L’Ukraine possède également des drones armés – des véhicules aériens sans pilote, ou drones – qu’elle a déjà déployés dans la région orientale du Donbass, comme l’a rapporté le Wall Street Journal plus tôt cette semaine. Alors que l’armée de l’air ukrainienne ne peut pas rivaliser avec les capacités de la Russie dans ce secteur, les drones sont une nouvelle acquisition depuis 2014 ; L’Ukraine possède actuellement une vingtaine de drones de ce type, et d’autres sont en route, et ils peuvent être utilisés pour la reconnaissance en plus de leurs capacités défensives.

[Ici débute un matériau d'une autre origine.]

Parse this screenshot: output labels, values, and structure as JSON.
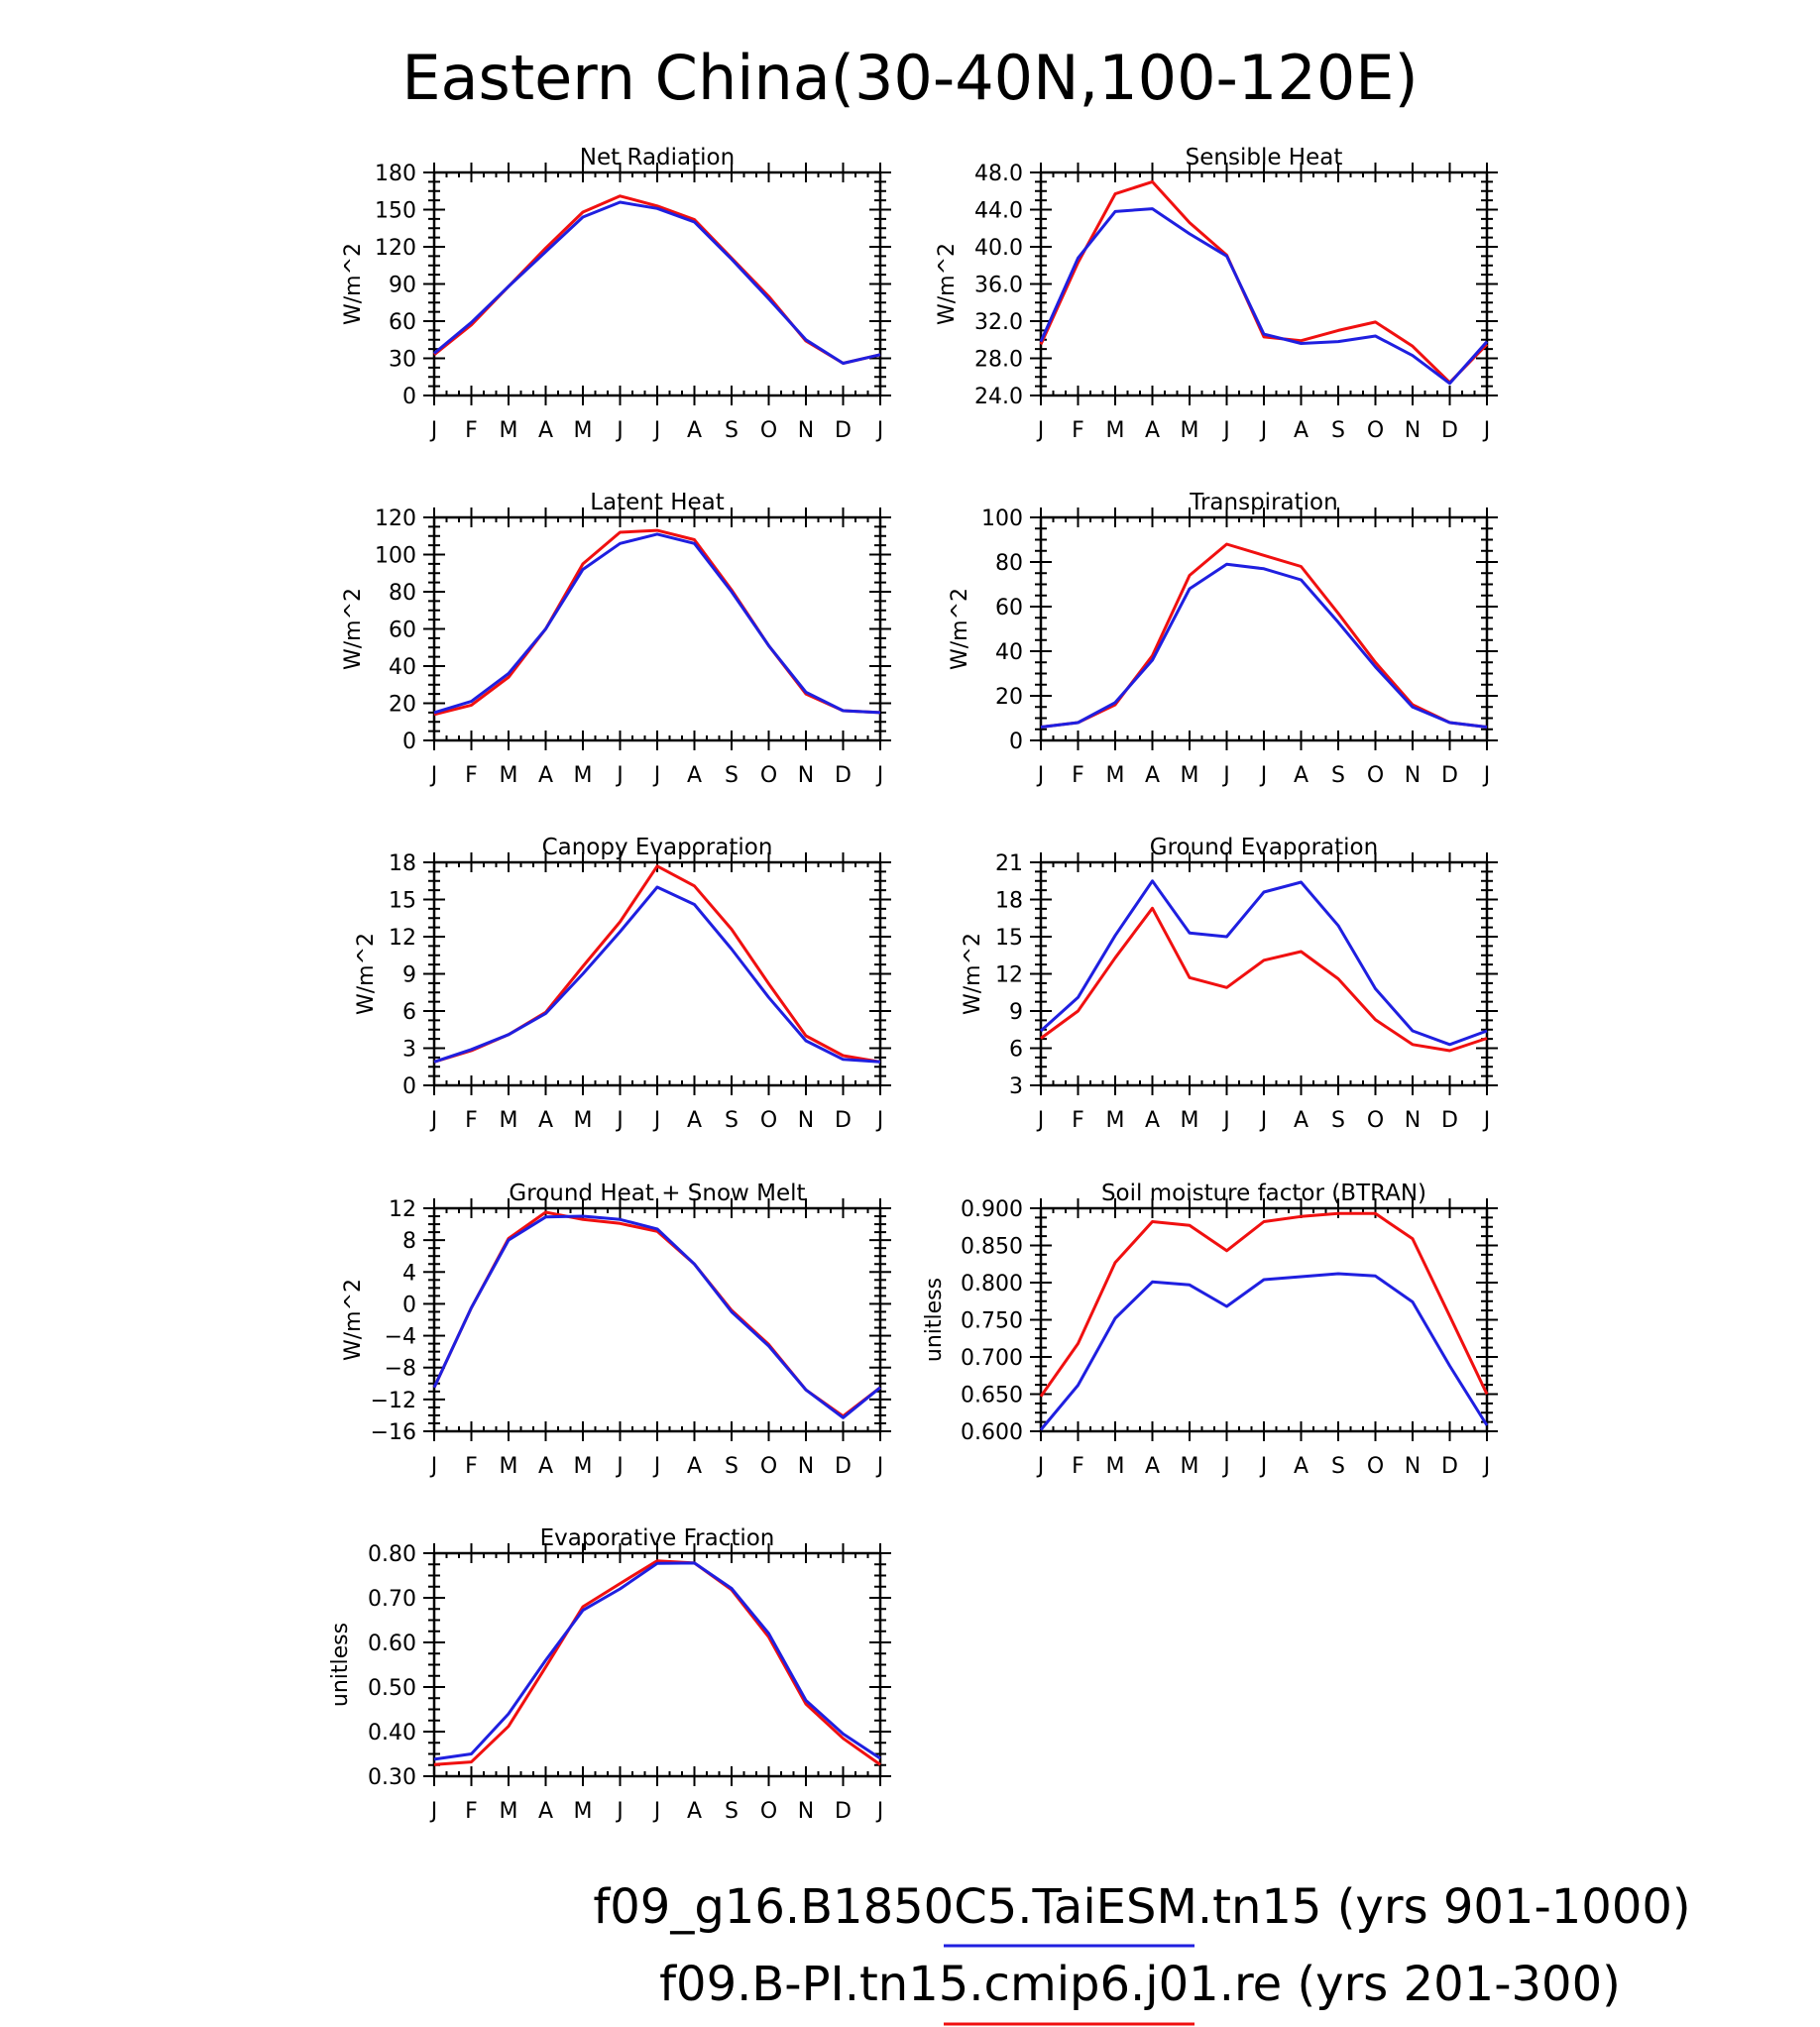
{
  "figure": {
    "title": "Eastern China(30-40N,100-120E)",
    "legend": [
      {
        "label": "f09_g16.B1850C5.TaiESM.tn15 (yrs 901-1000)",
        "color": "#1f1fe0"
      },
      {
        "label": "f09.B-PI.tn15.cmip6.j01.re (yrs 201-300)",
        "color": "#f01010"
      }
    ]
  },
  "chart_data": [
    {
      "type": "line",
      "title": "Net Radiation",
      "ylabel": "W/m^2",
      "categories": [
        "J",
        "F",
        "M",
        "A",
        "M",
        "J",
        "J",
        "A",
        "S",
        "O",
        "N",
        "D",
        "J"
      ],
      "ylim": [
        0,
        180
      ],
      "yticks": [
        0,
        30,
        60,
        90,
        120,
        150,
        180
      ],
      "ytick_labels": [
        "0",
        "30",
        "60",
        "90",
        "120",
        "150",
        "180"
      ],
      "series": [
        {
          "name": "f09_g16.B1850C5.TaiESM.tn15 (yrs 901-1000)",
          "color": "#1f1fe0",
          "values": [
            34,
            59,
            88,
            116,
            144,
            156,
            151,
            140,
            110,
            78,
            45,
            26,
            33
          ]
        },
        {
          "name": "f09.B-PI.tn15.cmip6.j01.re (yrs 201-300)",
          "color": "#f01010",
          "values": [
            33,
            57,
            88,
            119,
            148,
            161,
            153,
            142,
            111,
            80,
            44,
            26,
            33
          ]
        }
      ]
    },
    {
      "type": "line",
      "title": "Sensible Heat",
      "ylabel": "W/m^2",
      "categories": [
        "J",
        "F",
        "M",
        "A",
        "M",
        "J",
        "J",
        "A",
        "S",
        "O",
        "N",
        "D",
        "J"
      ],
      "ylim": [
        24,
        48
      ],
      "yticks": [
        24,
        28,
        32,
        36,
        40,
        44,
        48
      ],
      "ytick_labels": [
        "24.0",
        "28.0",
        "32.0",
        "36.0",
        "40.0",
        "44.0",
        "48.0"
      ],
      "series": [
        {
          "name": "f09_g16.B1850C5.TaiESM.tn15 (yrs 901-1000)",
          "color": "#1f1fe0",
          "values": [
            29.8,
            38.8,
            43.8,
            44.1,
            41.4,
            39.0,
            30.6,
            29.6,
            29.8,
            30.4,
            28.3,
            25.3,
            29.8
          ]
        },
        {
          "name": "f09.B-PI.tn15.cmip6.j01.re (yrs 201-300)",
          "color": "#f01010",
          "values": [
            29.5,
            38.3,
            45.7,
            47.0,
            42.6,
            39.1,
            30.3,
            29.9,
            31.0,
            31.9,
            29.3,
            25.4,
            29.5
          ]
        }
      ]
    },
    {
      "type": "line",
      "title": "Latent Heat",
      "ylabel": "W/m^2",
      "categories": [
        "J",
        "F",
        "M",
        "A",
        "M",
        "J",
        "J",
        "A",
        "S",
        "O",
        "N",
        "D",
        "J"
      ],
      "ylim": [
        0,
        120
      ],
      "yticks": [
        0,
        20,
        40,
        60,
        80,
        100,
        120
      ],
      "ytick_labels": [
        "0",
        "20",
        "40",
        "60",
        "80",
        "100",
        "120"
      ],
      "series": [
        {
          "name": "f09_g16.B1850C5.TaiESM.tn15 (yrs 901-1000)",
          "color": "#1f1fe0",
          "values": [
            15,
            21,
            36,
            60,
            92,
            106,
            111,
            106,
            80,
            51,
            26,
            16,
            15
          ]
        },
        {
          "name": "f09.B-PI.tn15.cmip6.j01.re (yrs 201-300)",
          "color": "#f01010",
          "values": [
            14,
            19,
            34,
            60,
            95,
            112,
            113,
            108,
            81,
            51,
            25,
            16,
            15
          ]
        }
      ]
    },
    {
      "type": "line",
      "title": "Transpiration",
      "ylabel": "W/m^2",
      "categories": [
        "J",
        "F",
        "M",
        "A",
        "M",
        "J",
        "J",
        "A",
        "S",
        "O",
        "N",
        "D",
        "J"
      ],
      "ylim": [
        0,
        100
      ],
      "yticks": [
        0,
        20,
        40,
        60,
        80,
        100
      ],
      "ytick_labels": [
        "0",
        "20",
        "40",
        "60",
        "80",
        "100"
      ],
      "series": [
        {
          "name": "f09_g16.B1850C5.TaiESM.tn15 (yrs 901-1000)",
          "color": "#1f1fe0",
          "values": [
            6,
            8,
            17,
            36,
            68,
            79,
            77,
            72,
            53,
            33,
            15,
            8,
            6
          ]
        },
        {
          "name": "f09.B-PI.tn15.cmip6.j01.re (yrs 201-300)",
          "color": "#f01010",
          "values": [
            6,
            8,
            16,
            38,
            74,
            88,
            83,
            78,
            57,
            35,
            16,
            8,
            6
          ]
        }
      ]
    },
    {
      "type": "line",
      "title": "Canopy Evaporation",
      "ylabel": "W/m^2",
      "categories": [
        "J",
        "F",
        "M",
        "A",
        "M",
        "J",
        "J",
        "A",
        "S",
        "O",
        "N",
        "D",
        "J"
      ],
      "ylim": [
        0,
        18
      ],
      "yticks": [
        0,
        3,
        6,
        9,
        12,
        15,
        18
      ],
      "ytick_labels": [
        "0",
        "3",
        "6",
        "9",
        "12",
        "15",
        "18"
      ],
      "series": [
        {
          "name": "f09_g16.B1850C5.TaiESM.tn15 (yrs 901-1000)",
          "color": "#1f1fe0",
          "values": [
            1.9,
            2.9,
            4.1,
            5.8,
            9.0,
            12.4,
            16.0,
            14.6,
            11.0,
            7.1,
            3.6,
            2.1,
            1.9
          ]
        },
        {
          "name": "f09.B-PI.tn15.cmip6.j01.re (yrs 201-300)",
          "color": "#f01010",
          "values": [
            1.9,
            2.8,
            4.1,
            5.9,
            9.6,
            13.2,
            17.7,
            16.1,
            12.6,
            8.2,
            4.0,
            2.4,
            1.9
          ]
        }
      ]
    },
    {
      "type": "line",
      "title": "Ground Evaporation",
      "ylabel": "W/m^2",
      "categories": [
        "J",
        "F",
        "M",
        "A",
        "M",
        "J",
        "J",
        "A",
        "S",
        "O",
        "N",
        "D",
        "J"
      ],
      "ylim": [
        3,
        21
      ],
      "yticks": [
        3,
        6,
        9,
        12,
        15,
        18,
        21
      ],
      "ytick_labels": [
        "3",
        "6",
        "9",
        "12",
        "15",
        "18",
        "21"
      ],
      "series": [
        {
          "name": "f09_g16.B1850C5.TaiESM.tn15 (yrs 901-1000)",
          "color": "#1f1fe0",
          "values": [
            7.4,
            10.1,
            15.1,
            19.5,
            15.3,
            15.0,
            18.6,
            19.4,
            15.9,
            10.8,
            7.4,
            6.3,
            7.4
          ]
        },
        {
          "name": "f09.B-PI.tn15.cmip6.j01.re (yrs 201-300)",
          "color": "#f01010",
          "values": [
            6.8,
            9.0,
            13.3,
            17.3,
            11.7,
            10.9,
            13.1,
            13.8,
            11.6,
            8.3,
            6.3,
            5.8,
            6.8
          ]
        }
      ]
    },
    {
      "type": "line",
      "title": "Ground Heat + Snow Melt",
      "ylabel": "W/m^2",
      "categories": [
        "J",
        "F",
        "M",
        "A",
        "M",
        "J",
        "J",
        "A",
        "S",
        "O",
        "N",
        "D",
        "J"
      ],
      "ylim": [
        -16,
        12
      ],
      "yticks": [
        -16,
        -12,
        -8,
        -4,
        0,
        4,
        8,
        12
      ],
      "ytick_labels": [
        "−16",
        "−12",
        "−8",
        "−4",
        "0",
        "4",
        "8",
        "12"
      ],
      "series": [
        {
          "name": "f09_g16.B1850C5.TaiESM.tn15 (yrs 901-1000)",
          "color": "#1f1fe0",
          "values": [
            -10.5,
            -0.5,
            8.0,
            10.9,
            11.0,
            10.6,
            9.4,
            5.0,
            -1.0,
            -5.3,
            -10.8,
            -14.3,
            -10.5
          ]
        },
        {
          "name": "f09.B-PI.tn15.cmip6.j01.re (yrs 201-300)",
          "color": "#f01010",
          "values": [
            -10.5,
            -0.5,
            8.2,
            11.5,
            10.6,
            10.1,
            9.1,
            5.0,
            -0.8,
            -5.1,
            -10.8,
            -14.1,
            -10.5
          ]
        }
      ]
    },
    {
      "type": "line",
      "title": "Soil moisture factor (BTRAN)",
      "ylabel": "unitless",
      "categories": [
        "J",
        "F",
        "M",
        "A",
        "M",
        "J",
        "J",
        "A",
        "S",
        "O",
        "N",
        "D",
        "J"
      ],
      "ylim": [
        0.6,
        0.9
      ],
      "yticks": [
        0.6,
        0.65,
        0.7,
        0.75,
        0.8,
        0.85,
        0.9
      ],
      "ytick_labels": [
        "0.600",
        "0.650",
        "0.700",
        "0.750",
        "0.800",
        "0.850",
        "0.900"
      ],
      "series": [
        {
          "name": "f09_g16.B1850C5.TaiESM.tn15 (yrs 901-1000)",
          "color": "#1f1fe0",
          "values": [
            0.602,
            0.662,
            0.752,
            0.801,
            0.797,
            0.768,
            0.804,
            0.808,
            0.812,
            0.809,
            0.774,
            0.688,
            0.608
          ]
        },
        {
          "name": "f09.B-PI.tn15.cmip6.j01.re (yrs 201-300)",
          "color": "#f01010",
          "values": [
            0.647,
            0.718,
            0.827,
            0.882,
            0.877,
            0.843,
            0.882,
            0.889,
            0.893,
            0.893,
            0.859,
            0.755,
            0.65
          ]
        }
      ]
    },
    {
      "type": "line",
      "title": "Evaporative Fraction",
      "ylabel": "unitless",
      "categories": [
        "J",
        "F",
        "M",
        "A",
        "M",
        "J",
        "J",
        "A",
        "S",
        "O",
        "N",
        "D",
        "J"
      ],
      "ylim": [
        0.3,
        0.8
      ],
      "yticks": [
        0.3,
        0.4,
        0.5,
        0.6,
        0.7,
        0.8
      ],
      "ytick_labels": [
        "0.30",
        "0.40",
        "0.50",
        "0.60",
        "0.70",
        "0.80"
      ],
      "series": [
        {
          "name": "f09_g16.B1850C5.TaiESM.tn15 (yrs 901-1000)",
          "color": "#1f1fe0",
          "values": [
            0.338,
            0.35,
            0.44,
            0.56,
            0.672,
            0.72,
            0.777,
            0.778,
            0.721,
            0.62,
            0.47,
            0.395,
            0.34
          ]
        },
        {
          "name": "f09.B-PI.tn15.cmip6.j01.re (yrs 201-300)",
          "color": "#f01010",
          "values": [
            0.326,
            0.332,
            0.412,
            0.545,
            0.68,
            0.732,
            0.783,
            0.778,
            0.718,
            0.612,
            0.462,
            0.385,
            0.326
          ]
        }
      ]
    }
  ]
}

Si la Russie lance une invasion à grande échelle, un soutien occidental soutenu pourrait être essentiel. Lors d’un appel dimanche avec Biden, Zelensky a demandé un financement supplémentaire et une aide militaire aux États-Unis, y compris des systèmes d’armes plus avancés ; un responsable ukrainien a déclaré à CNN que Zelensky a souligné qu’une telle aide “montrerait à Poutine que l’Occident est aux côtés de l’Ukraine et que l’impact de l’escalade de Poutine ne porterait aucun fruit”.
« Nous avons renforcé la défense de Kiev. Nous avons traversé la guerre et les préparatifs nécessaires. Par conséquent, nous sommes prêts à rencontrer des ennemis, et non avec des fleurs, mais avec Stingers, Javelins et NLAW [next-generation light anti-tank weapons]», a déclaré le chef des forces armées ukrainiennes, le lieutenant-général Valery Zaluzhny, dans un communiqué samedi, faisant référence à un éventail d’armes fournies via les pays de l’OTAN. “Bienvenue en enfer!”